Redux (pronounced ri-duhks)

Brought back; resurgent.

1650-1660: From the Classical Latin redux (that leads or brings back; led or brought back (as from war or exile)) a noun derivative (with passive sense) of redūcere (to bring back) from redūcō (to bring back).  Modern use tends to be post-positive, especially of an artistic work, presented in either a novel or different way.  It has been used in the titles of books and other literary works since at least 1662 since John Dryden’s (1631-1700) Astraea Redux (A Poem on the Happy Restoration and Return of His Second Majesty Charles II (1660)).
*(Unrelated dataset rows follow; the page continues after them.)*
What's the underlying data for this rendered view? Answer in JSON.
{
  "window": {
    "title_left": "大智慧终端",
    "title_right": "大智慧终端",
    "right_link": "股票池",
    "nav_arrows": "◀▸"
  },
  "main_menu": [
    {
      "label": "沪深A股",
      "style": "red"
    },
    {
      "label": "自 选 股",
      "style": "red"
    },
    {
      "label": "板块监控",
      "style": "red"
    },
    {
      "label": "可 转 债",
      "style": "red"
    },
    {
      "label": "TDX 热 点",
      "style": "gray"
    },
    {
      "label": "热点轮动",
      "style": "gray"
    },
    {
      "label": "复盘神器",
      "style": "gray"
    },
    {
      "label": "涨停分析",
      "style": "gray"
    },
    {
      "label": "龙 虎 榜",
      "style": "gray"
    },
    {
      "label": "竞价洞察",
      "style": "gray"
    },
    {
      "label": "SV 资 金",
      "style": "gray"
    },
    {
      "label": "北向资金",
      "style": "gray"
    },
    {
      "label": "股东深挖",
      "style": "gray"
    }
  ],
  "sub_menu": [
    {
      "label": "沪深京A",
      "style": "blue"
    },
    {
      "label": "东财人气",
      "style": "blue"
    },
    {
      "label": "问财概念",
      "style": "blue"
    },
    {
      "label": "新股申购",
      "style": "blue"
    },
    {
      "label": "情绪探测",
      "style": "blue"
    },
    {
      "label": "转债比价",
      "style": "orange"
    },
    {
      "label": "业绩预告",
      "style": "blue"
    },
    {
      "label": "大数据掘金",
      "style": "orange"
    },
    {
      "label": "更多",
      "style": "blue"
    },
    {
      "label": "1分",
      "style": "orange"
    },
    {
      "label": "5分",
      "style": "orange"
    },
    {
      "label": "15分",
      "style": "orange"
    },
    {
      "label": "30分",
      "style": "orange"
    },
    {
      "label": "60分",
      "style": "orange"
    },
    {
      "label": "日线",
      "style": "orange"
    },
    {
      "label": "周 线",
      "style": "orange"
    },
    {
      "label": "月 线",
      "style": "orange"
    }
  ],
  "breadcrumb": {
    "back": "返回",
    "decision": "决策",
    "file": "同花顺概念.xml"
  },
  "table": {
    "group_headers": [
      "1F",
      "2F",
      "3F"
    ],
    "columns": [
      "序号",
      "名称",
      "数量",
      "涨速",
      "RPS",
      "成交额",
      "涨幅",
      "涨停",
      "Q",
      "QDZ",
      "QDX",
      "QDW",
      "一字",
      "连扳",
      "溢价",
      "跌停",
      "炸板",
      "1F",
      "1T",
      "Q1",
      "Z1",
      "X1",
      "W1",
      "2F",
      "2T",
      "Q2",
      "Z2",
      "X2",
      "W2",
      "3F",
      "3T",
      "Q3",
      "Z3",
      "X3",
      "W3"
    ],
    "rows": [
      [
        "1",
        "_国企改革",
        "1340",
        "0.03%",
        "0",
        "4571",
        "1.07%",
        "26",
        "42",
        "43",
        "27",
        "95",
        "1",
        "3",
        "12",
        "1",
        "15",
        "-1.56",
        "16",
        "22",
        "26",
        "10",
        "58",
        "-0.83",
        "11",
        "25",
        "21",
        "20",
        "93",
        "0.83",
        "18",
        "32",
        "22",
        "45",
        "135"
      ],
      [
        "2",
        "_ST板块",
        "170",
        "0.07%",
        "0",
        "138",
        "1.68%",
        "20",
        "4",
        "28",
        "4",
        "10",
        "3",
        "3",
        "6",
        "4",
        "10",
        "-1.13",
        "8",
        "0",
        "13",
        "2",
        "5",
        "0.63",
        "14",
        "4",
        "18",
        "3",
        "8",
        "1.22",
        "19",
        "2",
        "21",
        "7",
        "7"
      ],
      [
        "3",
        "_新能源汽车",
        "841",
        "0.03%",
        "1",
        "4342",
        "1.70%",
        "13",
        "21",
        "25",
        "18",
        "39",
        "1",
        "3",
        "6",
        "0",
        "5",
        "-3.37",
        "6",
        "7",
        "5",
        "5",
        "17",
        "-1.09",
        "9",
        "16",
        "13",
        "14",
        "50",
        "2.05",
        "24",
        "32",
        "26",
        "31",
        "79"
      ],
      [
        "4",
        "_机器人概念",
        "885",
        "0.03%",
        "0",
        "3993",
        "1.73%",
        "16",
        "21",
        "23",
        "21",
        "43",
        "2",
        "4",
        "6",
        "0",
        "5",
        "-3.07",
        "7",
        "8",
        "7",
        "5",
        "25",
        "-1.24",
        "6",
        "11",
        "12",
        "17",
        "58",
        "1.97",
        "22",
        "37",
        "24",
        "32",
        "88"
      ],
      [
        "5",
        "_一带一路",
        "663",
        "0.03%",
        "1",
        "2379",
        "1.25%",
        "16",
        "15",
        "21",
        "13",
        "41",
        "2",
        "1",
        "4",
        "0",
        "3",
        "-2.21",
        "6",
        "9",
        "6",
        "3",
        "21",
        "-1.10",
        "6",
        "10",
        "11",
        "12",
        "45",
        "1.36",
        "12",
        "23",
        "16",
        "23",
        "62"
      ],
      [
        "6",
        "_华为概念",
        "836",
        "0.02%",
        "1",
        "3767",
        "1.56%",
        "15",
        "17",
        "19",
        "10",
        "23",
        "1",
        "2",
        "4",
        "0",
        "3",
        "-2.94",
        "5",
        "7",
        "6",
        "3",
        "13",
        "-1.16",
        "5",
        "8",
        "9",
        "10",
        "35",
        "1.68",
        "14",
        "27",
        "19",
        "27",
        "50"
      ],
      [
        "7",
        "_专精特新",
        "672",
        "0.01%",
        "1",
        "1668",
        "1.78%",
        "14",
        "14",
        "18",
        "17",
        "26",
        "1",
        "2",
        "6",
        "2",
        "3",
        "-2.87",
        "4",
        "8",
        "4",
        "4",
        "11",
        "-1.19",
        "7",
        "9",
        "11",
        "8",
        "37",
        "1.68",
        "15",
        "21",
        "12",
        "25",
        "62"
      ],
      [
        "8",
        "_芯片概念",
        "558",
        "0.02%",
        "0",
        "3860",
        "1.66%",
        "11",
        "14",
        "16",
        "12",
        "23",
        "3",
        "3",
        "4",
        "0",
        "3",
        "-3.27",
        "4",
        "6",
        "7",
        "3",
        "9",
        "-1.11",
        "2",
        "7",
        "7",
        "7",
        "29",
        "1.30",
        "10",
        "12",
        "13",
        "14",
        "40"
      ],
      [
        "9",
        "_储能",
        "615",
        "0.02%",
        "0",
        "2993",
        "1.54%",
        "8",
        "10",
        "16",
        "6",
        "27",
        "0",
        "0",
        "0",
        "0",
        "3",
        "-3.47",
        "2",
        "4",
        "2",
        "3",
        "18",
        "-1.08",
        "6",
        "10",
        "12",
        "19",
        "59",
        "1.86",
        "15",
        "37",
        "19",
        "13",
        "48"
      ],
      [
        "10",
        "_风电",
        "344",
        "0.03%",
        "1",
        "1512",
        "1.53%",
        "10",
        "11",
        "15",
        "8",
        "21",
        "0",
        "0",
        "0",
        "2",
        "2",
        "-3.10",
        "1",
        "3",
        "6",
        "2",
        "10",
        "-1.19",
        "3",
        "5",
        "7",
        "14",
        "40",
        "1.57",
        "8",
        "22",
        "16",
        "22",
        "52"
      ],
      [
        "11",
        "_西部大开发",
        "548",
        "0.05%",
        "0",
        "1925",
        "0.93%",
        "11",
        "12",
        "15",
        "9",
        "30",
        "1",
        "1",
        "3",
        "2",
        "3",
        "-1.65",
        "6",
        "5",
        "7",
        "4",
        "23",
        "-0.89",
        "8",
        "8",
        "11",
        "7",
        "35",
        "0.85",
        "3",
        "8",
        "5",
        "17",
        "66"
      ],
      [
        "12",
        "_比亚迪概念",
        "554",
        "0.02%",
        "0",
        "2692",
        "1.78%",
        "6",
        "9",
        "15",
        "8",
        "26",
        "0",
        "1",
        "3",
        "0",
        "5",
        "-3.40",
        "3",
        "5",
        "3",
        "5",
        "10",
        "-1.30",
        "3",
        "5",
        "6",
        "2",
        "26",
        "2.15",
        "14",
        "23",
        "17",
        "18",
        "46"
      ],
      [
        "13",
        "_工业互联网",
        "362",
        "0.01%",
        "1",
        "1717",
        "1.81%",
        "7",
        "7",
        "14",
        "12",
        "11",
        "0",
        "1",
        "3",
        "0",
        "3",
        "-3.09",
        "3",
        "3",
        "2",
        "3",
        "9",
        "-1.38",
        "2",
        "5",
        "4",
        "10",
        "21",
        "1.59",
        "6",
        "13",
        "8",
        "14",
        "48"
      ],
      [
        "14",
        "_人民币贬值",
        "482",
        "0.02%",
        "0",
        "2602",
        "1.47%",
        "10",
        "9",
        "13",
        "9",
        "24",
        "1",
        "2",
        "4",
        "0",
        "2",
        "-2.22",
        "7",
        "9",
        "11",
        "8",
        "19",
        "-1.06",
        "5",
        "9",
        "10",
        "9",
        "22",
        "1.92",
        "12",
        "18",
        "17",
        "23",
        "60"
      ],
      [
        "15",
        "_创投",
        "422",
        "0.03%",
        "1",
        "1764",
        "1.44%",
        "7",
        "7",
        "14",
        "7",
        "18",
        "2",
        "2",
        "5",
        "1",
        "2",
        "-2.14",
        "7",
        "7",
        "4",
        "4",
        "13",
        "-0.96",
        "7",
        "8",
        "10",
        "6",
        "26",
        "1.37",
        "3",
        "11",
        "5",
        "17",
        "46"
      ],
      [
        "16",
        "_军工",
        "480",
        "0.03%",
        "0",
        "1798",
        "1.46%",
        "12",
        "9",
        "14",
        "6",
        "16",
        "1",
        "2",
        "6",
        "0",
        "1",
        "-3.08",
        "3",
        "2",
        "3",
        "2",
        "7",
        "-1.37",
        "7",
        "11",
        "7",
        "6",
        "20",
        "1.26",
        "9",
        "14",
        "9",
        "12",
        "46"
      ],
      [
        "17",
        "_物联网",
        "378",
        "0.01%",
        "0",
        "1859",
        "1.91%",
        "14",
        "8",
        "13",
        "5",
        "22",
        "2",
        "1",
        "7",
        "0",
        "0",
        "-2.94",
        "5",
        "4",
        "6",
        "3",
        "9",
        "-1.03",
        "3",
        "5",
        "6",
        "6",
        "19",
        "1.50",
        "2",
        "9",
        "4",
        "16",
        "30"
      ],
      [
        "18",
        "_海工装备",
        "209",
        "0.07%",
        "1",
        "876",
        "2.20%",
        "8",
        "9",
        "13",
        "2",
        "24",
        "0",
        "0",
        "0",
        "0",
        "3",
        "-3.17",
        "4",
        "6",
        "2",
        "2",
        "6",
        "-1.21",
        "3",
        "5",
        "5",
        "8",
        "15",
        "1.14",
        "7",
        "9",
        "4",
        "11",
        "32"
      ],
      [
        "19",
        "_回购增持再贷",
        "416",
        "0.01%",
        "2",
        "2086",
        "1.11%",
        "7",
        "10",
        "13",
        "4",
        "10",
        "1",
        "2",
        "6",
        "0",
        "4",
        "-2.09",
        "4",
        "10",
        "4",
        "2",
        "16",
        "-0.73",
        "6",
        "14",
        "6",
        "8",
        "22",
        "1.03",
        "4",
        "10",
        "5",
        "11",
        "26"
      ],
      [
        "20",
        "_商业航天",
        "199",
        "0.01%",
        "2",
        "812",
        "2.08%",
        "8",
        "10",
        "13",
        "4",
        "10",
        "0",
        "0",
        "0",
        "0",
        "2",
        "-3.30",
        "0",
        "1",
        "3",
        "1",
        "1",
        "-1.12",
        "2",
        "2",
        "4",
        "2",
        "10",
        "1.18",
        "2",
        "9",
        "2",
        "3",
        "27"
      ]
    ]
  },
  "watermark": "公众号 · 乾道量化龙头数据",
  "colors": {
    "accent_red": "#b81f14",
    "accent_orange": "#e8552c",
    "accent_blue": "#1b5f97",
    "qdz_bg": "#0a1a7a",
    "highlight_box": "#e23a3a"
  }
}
The literary use of redux as a post-positive adjective meaning "brought back, restored" began with John Dryden’s (1631-1700) Astraea Redux (A Poem on the Happy Restoration and Return of His Second Majesty Charles II (1660)) and other notable examples include Anthony Trollope's (1815-1882) Phineas Redux (1873), the sequel to Phineas Finn (1867); and John Updike's (1932-2009) Rabbit Redux (1970), the second in his sequence of novels about the character Harry “Rabbit” Angstrom.  Perhaps rather cynically, it was adopted too by film producers who noted the unused footage of many commercially many successful products (the industry phrase being “left on the cutting room floor”) and worked out it’d be a cheap exercise to create “director’s cuts”, marketed as a “new interpretation” of an existing work.

Dexfenfluramine, a serotonergic anorectic drug, was an appetite suppressant marketed as dexfenfluramine hydrochloride under the name Redux.  It worked by increasing extracellular serotonin in the brain and was structurally similar to an amphetamine but without the psychologically stimulating effects.  In September 1997, the US Food and Drug Administration (FDA) asked the manufacturer voluntarily to withdraw dexfenfluramine (Redux) and fenfluramine (Pondimin) from the market.  It was an unusual request and one necessitated because of a high incidence of cardiac valvular abnormalities found in patients who were taking the drugs.  Dexfenfluramine had been approved by the FDA in 1996 and had been widely used for the treatment of obesity while Fenfluramine had been available for 20 years but gained wide notoriety only when it was coupled with phentermine in the "fen-phen" combination.  Phentermine was not implicated in the heart valve abnormalities and is still available.  Dexfenfluramine and fenfluramine produced a distal axotomy of brain serotonin neurons in experimental animals, a toxicity which resulted in reduced brain serotonin axonal markers that persisted for months and, in one primate study, as long as one year after discontinuing the drug.  The doses of drug that produce this effect are similar to those used in humans although this effect has never been demonstrated in humans.  The demise of Redux thus ended the "fen-phen" era in diet pills but was soon replaced with a new fad combining fluoxetine (Prozac) with phentermine.